We are also seeing different forms of partnership. Housing Associations and RPs are getting creative, with one RP offering Development Management team to a Local Authority so it can accelerate its Council Homes programme. We’ve seen RP to RP mergers, RP and private sector partnerships, we wonder why we’ve not seen more RP and Local Authority partnerships of his nature?

 

We are certainly grateful to our partners. We’ve combined with the emerging Voice of Authority to run a highly informative, positive and practical webinar series. Similarly it is testament the strength our partnership with Cornwall Council and Arcadis that we keep the show on the road with major projects like Pydar Street and Langarth Garden Village. In these tricky times, going the extra mile to collaborate and Inner Circle’s commitment to progress are wonderful to witness and make the team very proud.

 

WHAT WE’RE LEARNNG AND WATCHING

We recently received a mind-blowing presentation from the CEO of Association of Town Centre Managers, who set out how rapidly the high street experience is changing. From Apple’s disruption of stalwarts such as HMV to its own redundancy due to streaming apps within 10 short years. Or the way Ryan’s Toy Review has over 40bn views on YouTube and the 9 year old’s net-worth is more than Toys R Us at its peak.

 

With quotes floating around such as, “we’ve had 5 years of retail change in 5 months,” the pace of change feels ferocious, so it has us looking at the underlying principles. We all know Moore’s Law, about the number of transistors in an integrated circulate doubling about every two years, extrapolated to forecast that computing power and personal computing accessibility would be on  an exponential growth curve. Extrapolated further to other types of technology, Kurzweil’s Age of Spiritual Machines states “An analysis of the history of technology shows that technological change is exponential, contrary to the common-sense ‘intuitive linear’ view. So we won’t experience 100 years of progress in the 21st century—it will be more like 20,000 years of progress.”

 

Most excitingly Kurzweil predicts that whenever a technology approaches some kind of a barrier, a new technology will be invented to allow us to cross that barrier.

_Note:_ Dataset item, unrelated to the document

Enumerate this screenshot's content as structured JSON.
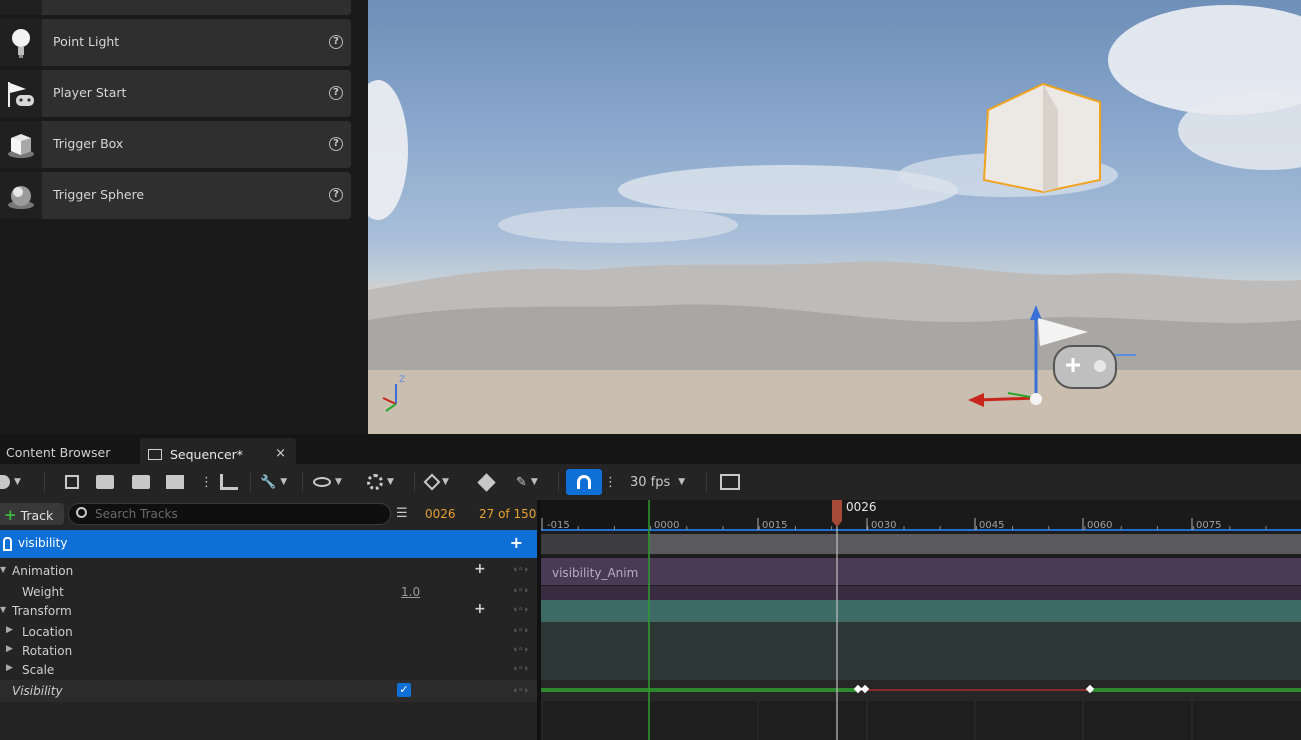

So whilst the acceleration feels like a product of the pandemic, the crisis is just a nudge (or perhaps a shove) along the inevitable curve of progress, which links back to the messages from our June post from Steven Pinker’s Enlightenment Now: the case for reason, sicken, humanism and progress. What does this mean for place-making, local economies and public services? Lots for future posts.

 

WHAT’S GOING ON

As with many of you, we’ve been practicing social distancing and going out as museums, galleries, restaurants, and pubs reopen. This has been an incredible effort on the part of local authorities and private sector to make these spaces ready for the public. We’re particularly excited about some new ideas popping up, like Enfield’s The Drive In, which sees family friendly US drive-in culture with all the snacks and fun attached. Great use outdoor space and adaptation to the pandemic.

 

This week will mark one year since Boris Johnson became Prime Minister, so look out for a number of recognitions of this, such as Tim Shipman’s piece for the Sunday Times on Boris Johnson’s first year in charge.